South Korea will also 826.2 billion won allocated until 2030 Building high-end chips through new data centers and working with startups.
exist Press releases from last month“The economic and industrial value of AI semiconductors will continue to increase, and South Korea has the upper hand in memory chips (sector) and foundry.”
“We will spare no effort to help South Korea acquire world-class AI semiconductor technology, leverage our memory semiconductor capabilities, advance AI semiconductors in stages by 2030, develop more technologies to apply them in data centers, and cultivate Artificial Intelligence Semiconductor Expert.” Released.
In an attempt to challenge the US chip giants, South Korean AI chip design startup Rebellions claims its new chip surpasses performance standards, more than three times better than Nvidia’s equivalent GPU.
“In terms of AI workloads, we have better energy efficiency, cost efficiency … sometimes better performance,” Rebellions co-founder and CEO Park Sung-hyun told CNBC in May.
rebellion is Reported race to win government contracts Seoul aims to support local businesses.

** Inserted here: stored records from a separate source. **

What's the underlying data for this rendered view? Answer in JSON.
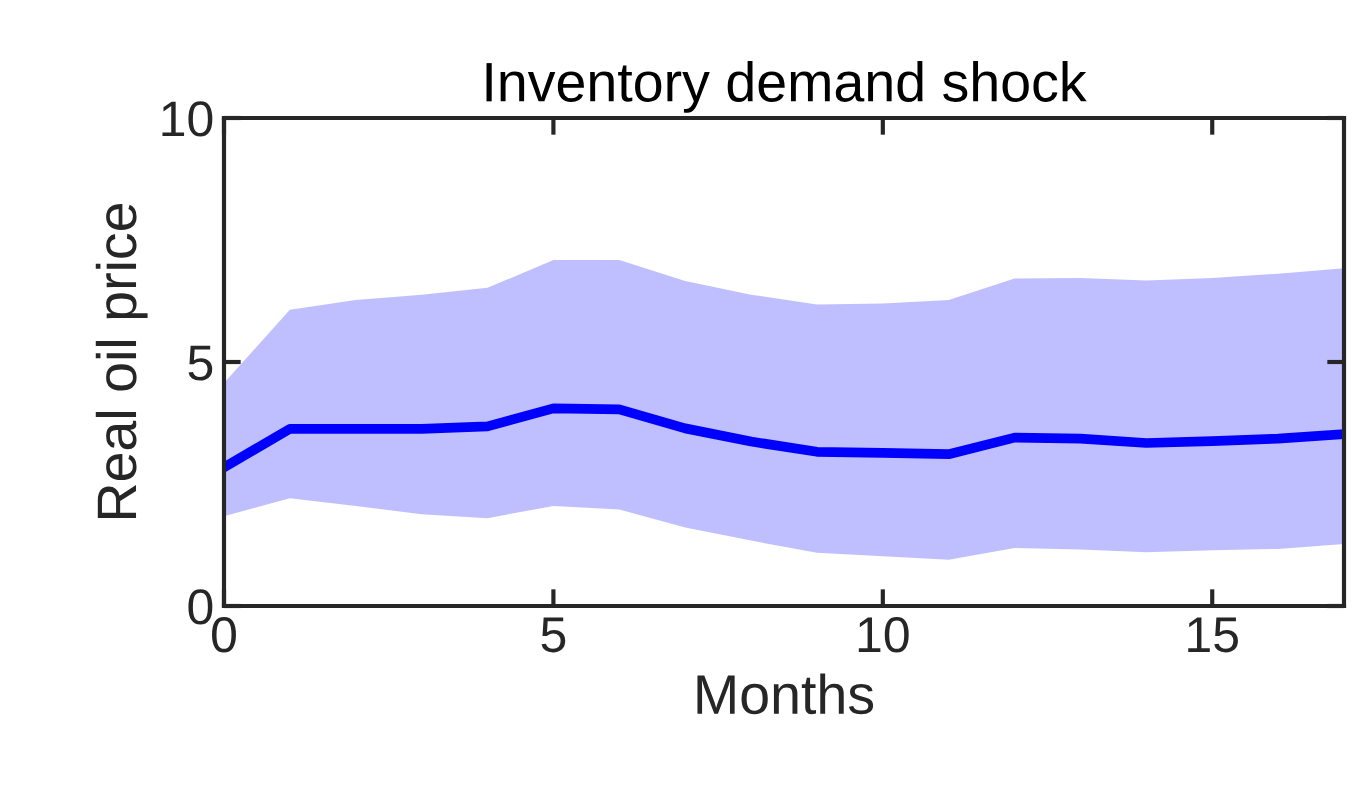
{
  "chart_data": {
    "type": "line",
    "title": "Inventory demand shock",
    "xlabel": "Months",
    "ylabel": "Real oil price",
    "x": [
      0,
      1,
      2,
      3,
      4,
      5,
      6,
      7,
      8,
      9,
      10,
      11,
      12,
      13,
      14,
      15,
      16,
      17
    ],
    "series": [
      {
        "color": "#0000ff",
        "values": [
          2.84,
          3.63,
          3.63,
          3.63,
          3.68,
          4.05,
          4.03,
          3.64,
          3.37,
          3.16,
          3.14,
          3.11,
          3.45,
          3.43,
          3.34,
          3.38,
          3.43,
          3.52
        ],
        "lower": [
          1.84,
          2.21,
          2.05,
          1.88,
          1.8,
          2.05,
          1.98,
          1.61,
          1.34,
          1.09,
          1.02,
          0.95,
          1.19,
          1.16,
          1.1,
          1.14,
          1.17,
          1.27
        ],
        "upper": [
          4.57,
          6.07,
          6.27,
          6.38,
          6.52,
          7.09,
          7.09,
          6.66,
          6.38,
          6.18,
          6.2,
          6.27,
          6.71,
          6.72,
          6.67,
          6.72,
          6.81,
          6.92
        ]
      }
    ],
    "xlim": [
      0,
      17
    ],
    "ylim": [
      0,
      10
    ],
    "xticks": [
      0,
      5,
      10,
      15
    ],
    "yticks": [
      0,
      5,
      10
    ],
    "grid": false,
    "legend": false,
    "marker": "none",
    "line_style": "solid"
  }
}
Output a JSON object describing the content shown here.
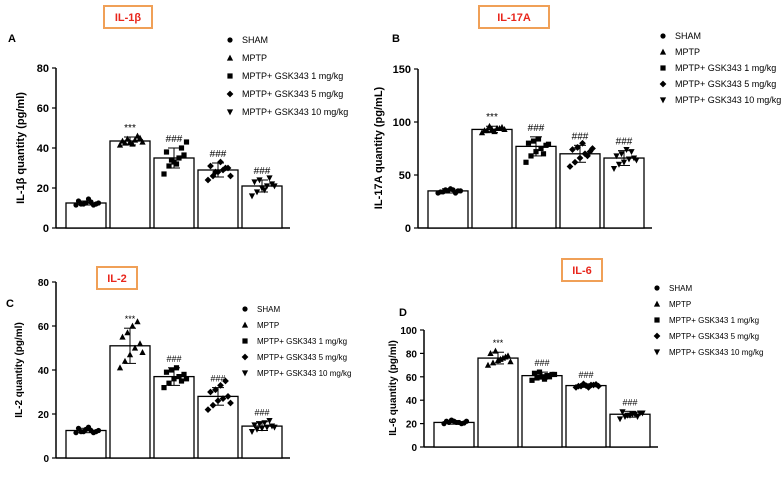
{
  "legend_labels": [
    "SHAM",
    "MPTP",
    "MPTP+ GSK343 1 mg/kg",
    "MPTP+ GSK343 5 mg/kg",
    "MPTP+ GSK343 10 mg/kg"
  ],
  "colors": {
    "title_text": "#e8261c",
    "title_border": "#f0a057",
    "ink": "#000000",
    "bar_fill": "#ffffff"
  },
  "chart_data": [
    {
      "panel": "A",
      "type": "bar",
      "title": "IL-1β",
      "ylabel": "IL-1β quantity (pg/ml)",
      "xlabel": "",
      "ylim": [
        0,
        80
      ],
      "yticks": [
        "0",
        "20",
        "40",
        "60",
        "80"
      ],
      "categories": [
        "SHAM",
        "MPTP",
        "MPTP+ GSK343 1 mg/kg",
        "MPTP+ GSK343 5 mg/kg",
        "MPTP+ GSK343 10 mg/kg"
      ],
      "values": [
        12.5,
        43.5,
        35,
        29,
        21
      ],
      "errors": [
        1,
        2,
        5,
        3.5,
        3
      ],
      "markers": [
        "circle",
        "triangle-up",
        "square",
        "diamond",
        "triangle-down"
      ],
      "points": [
        [
          11.5,
          12,
          12.5,
          13,
          12,
          13.5,
          12,
          14.5,
          11.5,
          12.5
        ],
        [
          41.5,
          42.5,
          43,
          44,
          45,
          43.5,
          44.5,
          42,
          46,
          43
        ],
        [
          27,
          31,
          33,
          35,
          36.5,
          38,
          34,
          32,
          40,
          43
        ],
        [
          24,
          26,
          28,
          29,
          30,
          31,
          28,
          33,
          30,
          26
        ],
        [
          16,
          18,
          20,
          21,
          22,
          23,
          24,
          19,
          25,
          21
        ]
      ],
      "annotations": [
        "***",
        "###",
        "###",
        "###"
      ],
      "legend_position": "top-right"
    },
    {
      "panel": "B",
      "type": "bar",
      "title": "IL-17A",
      "ylabel": "IL-17A quantity (pg/mL)",
      "xlabel": "",
      "ylim": [
        0,
        150
      ],
      "yticks": [
        "0",
        "50",
        "100",
        "150"
      ],
      "categories": [
        "SHAM",
        "MPTP",
        "MPTP+ GSK343 1 mg/kg",
        "MPTP+ GSK343 5 mg/kg",
        "MPTP+ GSK343 10 mg/kg"
      ],
      "values": [
        35,
        93,
        77,
        70,
        66
      ],
      "errors": [
        2,
        3,
        9,
        8,
        7
      ],
      "markers": [
        "circle",
        "triangle-up",
        "square",
        "diamond",
        "triangle-down"
      ],
      "points": [
        [
          33,
          34,
          35,
          36,
          35,
          34,
          36,
          37,
          33,
          35
        ],
        [
          90,
          92,
          93,
          94,
          95,
          92,
          96,
          91,
          94,
          93
        ],
        [
          62,
          68,
          72,
          75,
          78,
          80,
          82,
          84,
          70,
          79
        ],
        [
          58,
          62,
          66,
          70,
          72,
          74,
          76,
          80,
          68,
          75
        ],
        [
          56,
          60,
          62,
          65,
          66,
          68,
          70,
          74,
          72,
          64
        ]
      ],
      "annotations": [
        "***",
        "###",
        "###",
        "###"
      ],
      "legend_position": "top-right"
    },
    {
      "panel": "C",
      "type": "bar",
      "title": "IL-2",
      "ylabel": "IL-2 quantity (pg/ml)",
      "xlabel": "",
      "ylim": [
        0,
        80
      ],
      "yticks": [
        "0",
        "20",
        "40",
        "60",
        "80"
      ],
      "categories": [
        "SHAM",
        "MPTP",
        "MPTP+ GSK343 1 mg/kg",
        "MPTP+ GSK343 5 mg/kg",
        "MPTP+ GSK343 10 mg/kg"
      ],
      "values": [
        12.5,
        51,
        37,
        28,
        14.5
      ],
      "errors": [
        1,
        8,
        4,
        4,
        2
      ],
      "markers": [
        "circle",
        "triangle-up",
        "square",
        "diamond",
        "triangle-down"
      ],
      "points": [
        [
          11.5,
          12,
          13,
          12.5,
          12,
          13.5,
          12,
          14,
          11.5,
          12.5
        ],
        [
          41,
          44,
          47,
          50,
          52,
          55,
          57,
          60,
          62,
          48
        ],
        [
          32,
          34,
          36,
          37,
          38,
          39,
          40,
          41,
          35,
          36
        ],
        [
          22,
          24,
          26,
          27,
          28,
          30,
          31,
          33,
          35,
          25
        ],
        [
          12,
          13,
          13.5,
          14,
          14.5,
          15,
          15.5,
          16,
          17,
          14
        ]
      ],
      "annotations": [
        "***",
        "###",
        "###",
        "###"
      ],
      "legend_position": "top-right"
    },
    {
      "panel": "D",
      "type": "bar",
      "title": "IL-6",
      "ylabel": "IL-6 quantity (pg/ml)",
      "xlabel": "",
      "ylim": [
        0,
        100
      ],
      "yticks": [
        "0",
        "20",
        "40",
        "60",
        "80",
        "100"
      ],
      "categories": [
        "SHAM",
        "MPTP",
        "MPTP+ GSK343 1 mg/kg",
        "MPTP+ GSK343 5 mg/kg",
        "MPTP+ GSK343 10 mg/kg"
      ],
      "values": [
        21,
        76,
        61,
        52.5,
        28
      ],
      "errors": [
        1.5,
        5,
        3,
        1.5,
        2.5
      ],
      "markers": [
        "circle",
        "triangle-up",
        "square",
        "diamond",
        "triangle-down"
      ],
      "points": [
        [
          20,
          21,
          22,
          21,
          20.5,
          22,
          23,
          21,
          20,
          22
        ],
        [
          70,
          72,
          74,
          76,
          78,
          80,
          82,
          75,
          77,
          73
        ],
        [
          57,
          59,
          60,
          61,
          62,
          63,
          64,
          58,
          60,
          62
        ],
        [
          51,
          52,
          52.5,
          53,
          53.5,
          52,
          54,
          51,
          53,
          52
        ],
        [
          24,
          26,
          27,
          28,
          29,
          30,
          27,
          28,
          26,
          29
        ]
      ],
      "annotations": [
        "***",
        "###",
        "###",
        "###"
      ],
      "legend_position": "top-right"
    }
  ]
}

JP Lee, CEO and Managing Director, said: “Thanks to OpenAI’s ChatGPT, I’ve seen a lot of founders starting companies in the region, and a lot of investors who, with the backing of the government, have shown a lot of interest in backing these startups. strong interest.” Partner at SoftBank Ventures Asia and host of CNBC’s “Street Signs Asia.”
— CNBC’s Katie Tarasov contributed to this report.